Do Something Instinctive
This is for the dog’s benefit, not yours! All dogs have instincts, some are stronger than others. The latent and strong instincts differ from dog to dog and breed to breed, so it is important to know your dog well before attempting to appeal to his instincts. Labradors, Spaniels and other retriever breeds love to fetch. Sight hounds such as Lurchers and Greyhounds love to chase. Do some research into your breed and watch out for what stimulates them on a regular basis and try to work this in to training and play. The dog will get more out of a session of play that appeals to their natural instincts.
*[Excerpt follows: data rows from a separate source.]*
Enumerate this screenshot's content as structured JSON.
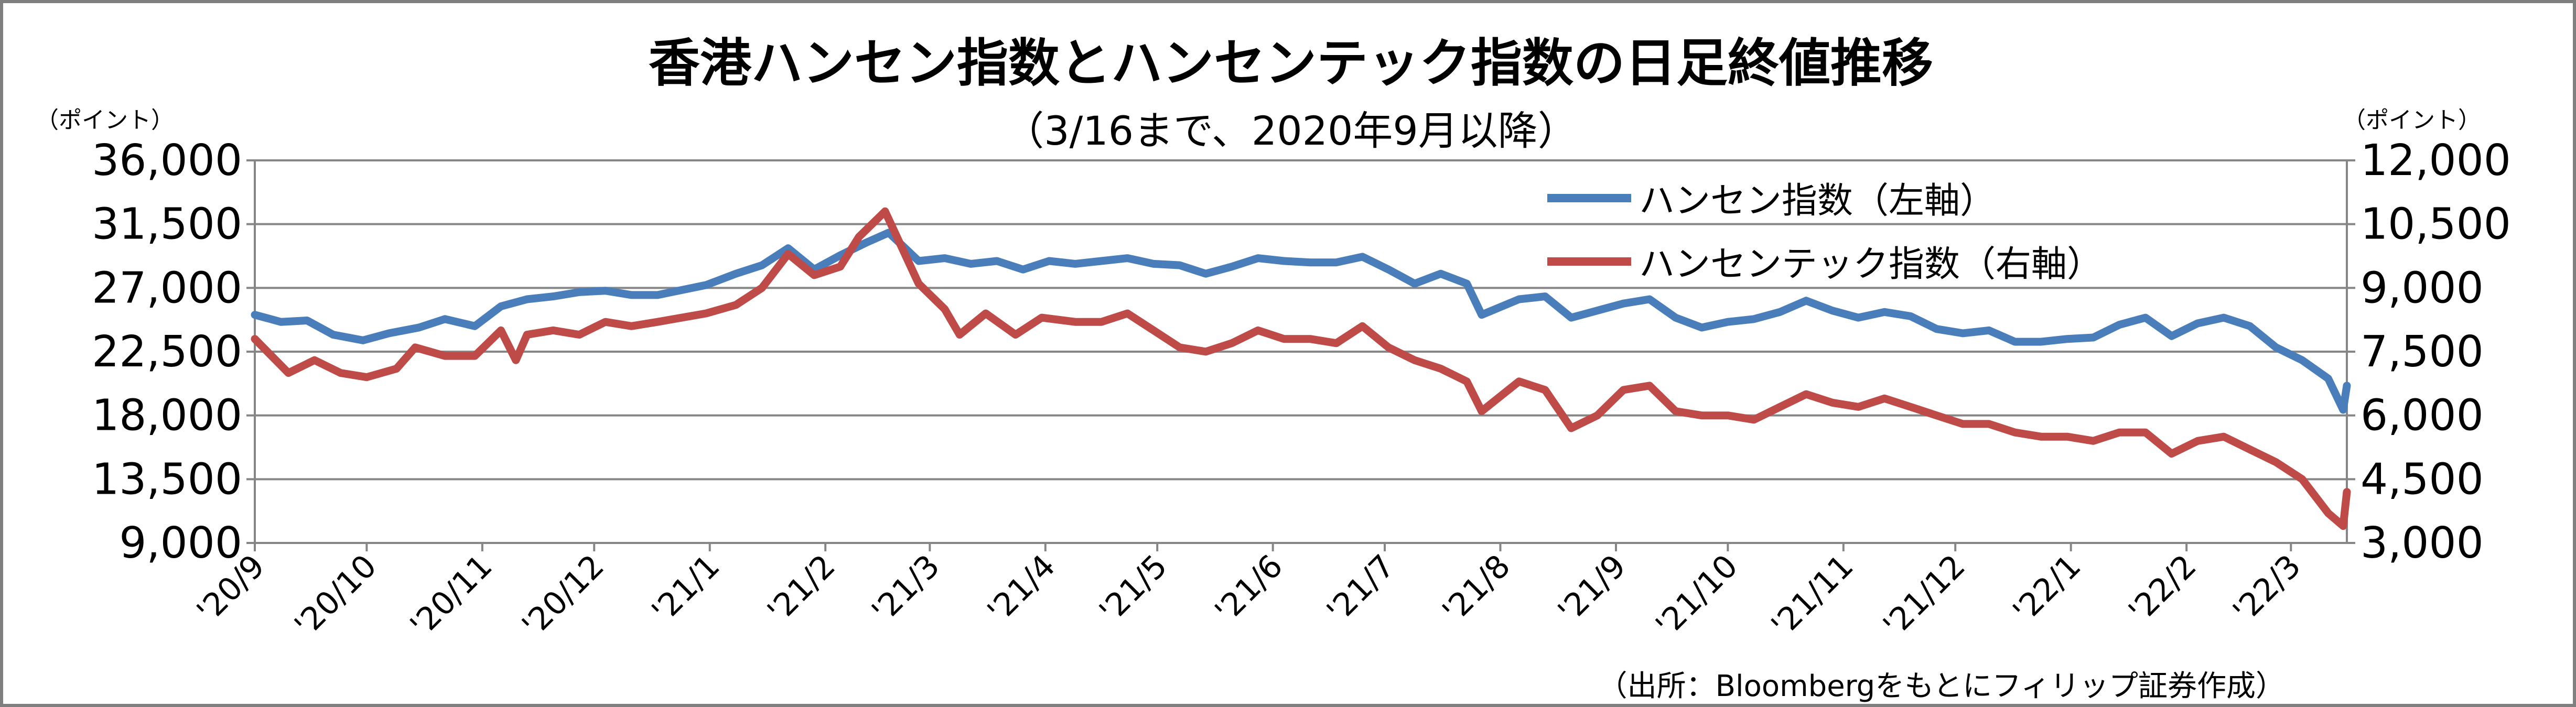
{
  "chart_data": {
    "type": "line",
    "title": "香港ハンセン指数とハンセンテック指数の日足終値推移",
    "subtitle": "（3/16まで、2020年9月以降）",
    "source": "（出所：Bloombergをもとにフィリップ証券作成）",
    "y_left_unit": "（ポイント）",
    "y_right_unit": "（ポイント）",
    "y_left": {
      "min": 9000,
      "max": 36000,
      "step": 4500,
      "ticks": [
        "9,000",
        "13,500",
        "18,000",
        "22,500",
        "27,000",
        "31,500",
        "36,000"
      ]
    },
    "y_right": {
      "min": 3000,
      "max": 12000,
      "step": 1500,
      "ticks": [
        "3,000",
        "4,500",
        "6,000",
        "7,500",
        "9,000",
        "10,500",
        "12,000"
      ]
    },
    "x_ticks": [
      "'20/9",
      "'20/10",
      "'20/11",
      "'20/12",
      "'21/1",
      "'21/2",
      "'21/3",
      "'21/4",
      "'21/5",
      "'21/6",
      "'21/7",
      "'21/8",
      "'21/9",
      "'21/10",
      "'21/11",
      "'21/12",
      "'22/1",
      "'22/2",
      "'22/3"
    ],
    "grid": true,
    "legend_position": "top-right",
    "series": [
      {
        "name": "ハンセン指数（左軸）",
        "axis": "left",
        "color": "#4a7ebb",
        "points": [
          [
            "2020-09-01",
            25100
          ],
          [
            "2020-09-08",
            24600
          ],
          [
            "2020-09-15",
            24700
          ],
          [
            "2020-09-22",
            23700
          ],
          [
            "2020-09-30",
            23300
          ],
          [
            "2020-10-07",
            23800
          ],
          [
            "2020-10-15",
            24200
          ],
          [
            "2020-10-22",
            24800
          ],
          [
            "2020-10-30",
            24300
          ],
          [
            "2020-11-06",
            25700
          ],
          [
            "2020-11-13",
            26200
          ],
          [
            "2020-11-20",
            26400
          ],
          [
            "2020-11-27",
            26700
          ],
          [
            "2020-12-04",
            26800
          ],
          [
            "2020-12-11",
            26500
          ],
          [
            "2020-12-18",
            26500
          ],
          [
            "2020-12-31",
            27200
          ],
          [
            "2021-01-08",
            28000
          ],
          [
            "2021-01-15",
            28600
          ],
          [
            "2021-01-22",
            29800
          ],
          [
            "2021-01-29",
            28300
          ],
          [
            "2021-02-05",
            29300
          ],
          [
            "2021-02-12",
            30200
          ],
          [
            "2021-02-18",
            30900
          ],
          [
            "2021-02-26",
            28900
          ],
          [
            "2021-03-05",
            29100
          ],
          [
            "2021-03-12",
            28700
          ],
          [
            "2021-03-19",
            28900
          ],
          [
            "2021-03-26",
            28300
          ],
          [
            "2021-04-02",
            28900
          ],
          [
            "2021-04-09",
            28700
          ],
          [
            "2021-04-16",
            28900
          ],
          [
            "2021-04-23",
            29100
          ],
          [
            "2021-04-30",
            28700
          ],
          [
            "2021-05-07",
            28600
          ],
          [
            "2021-05-14",
            28000
          ],
          [
            "2021-05-21",
            28500
          ],
          [
            "2021-05-28",
            29100
          ],
          [
            "2021-06-04",
            28900
          ],
          [
            "2021-06-11",
            28800
          ],
          [
            "2021-06-18",
            28800
          ],
          [
            "2021-06-25",
            29200
          ],
          [
            "2021-07-02",
            28300
          ],
          [
            "2021-07-09",
            27300
          ],
          [
            "2021-07-16",
            28000
          ],
          [
            "2021-07-23",
            27300
          ],
          [
            "2021-07-27",
            25100
          ],
          [
            "2021-08-06",
            26200
          ],
          [
            "2021-08-13",
            26400
          ],
          [
            "2021-08-20",
            24900
          ],
          [
            "2021-08-27",
            25400
          ],
          [
            "2021-09-03",
            25900
          ],
          [
            "2021-09-10",
            26200
          ],
          [
            "2021-09-17",
            24900
          ],
          [
            "2021-09-24",
            24200
          ],
          [
            "2021-10-01",
            24600
          ],
          [
            "2021-10-08",
            24800
          ],
          [
            "2021-10-15",
            25300
          ],
          [
            "2021-10-22",
            26100
          ],
          [
            "2021-10-29",
            25400
          ],
          [
            "2021-11-05",
            24900
          ],
          [
            "2021-11-12",
            25300
          ],
          [
            "2021-11-19",
            25000
          ],
          [
            "2021-11-26",
            24100
          ],
          [
            "2021-12-03",
            23800
          ],
          [
            "2021-12-10",
            24000
          ],
          [
            "2021-12-17",
            23200
          ],
          [
            "2021-12-24",
            23200
          ],
          [
            "2021-12-31",
            23400
          ],
          [
            "2022-01-07",
            23500
          ],
          [
            "2022-01-14",
            24400
          ],
          [
            "2022-01-21",
            24900
          ],
          [
            "2022-01-28",
            23600
          ],
          [
            "2022-02-04",
            24500
          ],
          [
            "2022-02-11",
            24900
          ],
          [
            "2022-02-18",
            24300
          ],
          [
            "2022-02-25",
            22800
          ],
          [
            "2022-03-04",
            21900
          ],
          [
            "2022-03-11",
            20600
          ],
          [
            "2022-03-15",
            18400
          ],
          [
            "2022-03-16",
            20100
          ]
        ]
      },
      {
        "name": "ハンセンテック指数（右軸）",
        "axis": "right",
        "color": "#be4b48",
        "points": [
          [
            "2020-09-01",
            7800
          ],
          [
            "2020-09-10",
            7000
          ],
          [
            "2020-09-17",
            7300
          ],
          [
            "2020-09-24",
            7000
          ],
          [
            "2020-10-01",
            6900
          ],
          [
            "2020-10-09",
            7100
          ],
          [
            "2020-10-14",
            7600
          ],
          [
            "2020-10-22",
            7400
          ],
          [
            "2020-10-30",
            7400
          ],
          [
            "2020-11-06",
            8000
          ],
          [
            "2020-11-10",
            7300
          ],
          [
            "2020-11-13",
            7900
          ],
          [
            "2020-11-20",
            8000
          ],
          [
            "2020-11-27",
            7900
          ],
          [
            "2020-12-04",
            8200
          ],
          [
            "2020-12-11",
            8100
          ],
          [
            "2020-12-18",
            8200
          ],
          [
            "2020-12-31",
            8400
          ],
          [
            "2021-01-08",
            8600
          ],
          [
            "2021-01-15",
            9000
          ],
          [
            "2021-01-22",
            9800
          ],
          [
            "2021-01-29",
            9300
          ],
          [
            "2021-02-05",
            9500
          ],
          [
            "2021-02-10",
            10200
          ],
          [
            "2021-02-17",
            10800
          ],
          [
            "2021-02-26",
            9100
          ],
          [
            "2021-03-05",
            8500
          ],
          [
            "2021-03-09",
            7900
          ],
          [
            "2021-03-16",
            8400
          ],
          [
            "2021-03-24",
            7900
          ],
          [
            "2021-03-31",
            8300
          ],
          [
            "2021-04-09",
            8200
          ],
          [
            "2021-04-16",
            8200
          ],
          [
            "2021-04-23",
            8400
          ],
          [
            "2021-04-30",
            8000
          ],
          [
            "2021-05-07",
            7600
          ],
          [
            "2021-05-14",
            7500
          ],
          [
            "2021-05-21",
            7700
          ],
          [
            "2021-05-28",
            8000
          ],
          [
            "2021-06-04",
            7800
          ],
          [
            "2021-06-11",
            7800
          ],
          [
            "2021-06-18",
            7700
          ],
          [
            "2021-06-25",
            8100
          ],
          [
            "2021-07-02",
            7600
          ],
          [
            "2021-07-09",
            7300
          ],
          [
            "2021-07-16",
            7100
          ],
          [
            "2021-07-23",
            6800
          ],
          [
            "2021-07-27",
            6100
          ],
          [
            "2021-08-06",
            6800
          ],
          [
            "2021-08-13",
            6600
          ],
          [
            "2021-08-20",
            5700
          ],
          [
            "2021-08-27",
            6000
          ],
          [
            "2021-09-03",
            6600
          ],
          [
            "2021-09-10",
            6700
          ],
          [
            "2021-09-17",
            6100
          ],
          [
            "2021-09-24",
            6000
          ],
          [
            "2021-10-01",
            6000
          ],
          [
            "2021-10-08",
            5900
          ],
          [
            "2021-10-15",
            6200
          ],
          [
            "2021-10-22",
            6500
          ],
          [
            "2021-10-29",
            6300
          ],
          [
            "2021-11-05",
            6200
          ],
          [
            "2021-11-12",
            6400
          ],
          [
            "2021-11-19",
            6200
          ],
          [
            "2021-11-26",
            6000
          ],
          [
            "2021-12-03",
            5800
          ],
          [
            "2021-12-10",
            5800
          ],
          [
            "2021-12-17",
            5600
          ],
          [
            "2021-12-24",
            5500
          ],
          [
            "2021-12-31",
            5500
          ],
          [
            "2022-01-07",
            5400
          ],
          [
            "2022-01-14",
            5600
          ],
          [
            "2022-01-21",
            5600
          ],
          [
            "2022-01-28",
            5100
          ],
          [
            "2022-02-04",
            5400
          ],
          [
            "2022-02-11",
            5500
          ],
          [
            "2022-02-18",
            5200
          ],
          [
            "2022-02-25",
            4900
          ],
          [
            "2022-03-04",
            4500
          ],
          [
            "2022-03-11",
            3700
          ],
          [
            "2022-03-15",
            3400
          ],
          [
            "2022-03-16",
            4200
          ]
        ]
      }
    ]
  }
}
Put Something New On The Menu
Constantly altering a dog’s diet can have disastrous consequences, as many dog owners will know. But by mixing up various parts of your dog’s diet you can make meal time much more exciting for a dog. Yes, dogs are not particularly fussy eaters and tend to be more grateful than intrigued when their food gets put down, but even the most easy to please dog can benefit from the odd culinary variation from time to time.
Some dogs may even get health benefits from a shake up of the diet. Some dogs will go for months or even years with slight nutritional deficiencies which are only spotted when their condition improves after a diet change. As dogs age and their activity level drops, their nutritional requirements will alter too, perhaps a change in the diet is due any way? Try fish.
A Little Swimming
This may not be practical for many dog owners – and there may be many dogs that don’t fancy it either, but if you are lucky enough to have access to a dog friendly pool and have a dog that likes to swim (Newfoundland owners pay attention) then you’ll find that going for a dip with your dog is one of the most fun things you ever did.
The summer months bring with them the temptation to peel off and jump in at the mere sight of a pond or river. Your dog often feels the same urge, although peeling off is unnecessary. Provided you take safety precautions and are not breaking any rules by having a swim with your dog, the exercise, bonding and sheer fun you’ll have swimming together may just make your dog’s summer, never mind his day.
Catch Up With Friends
To be more specific, catch up with any friends that have dogs. A huge number of domestic dogs spend the majority of their life without canine company. Most don’t mind this fact, they adapt to it and focus on their human pack mates, but dogs tend to thrive if allowed access to the company of other dogs. Even if it is limited play or a walk with dog owning friend, your dog, provided socialisation and training is up to date, will be delighted to let off some steam with one of his own.
Many dog owners find that they make new friends through their dogs, so why not repay the favour? Whilst dogs will adapt to a life without interaction with other dogs, canine socialisation is one thing that provides lots of natural, mental stimulation.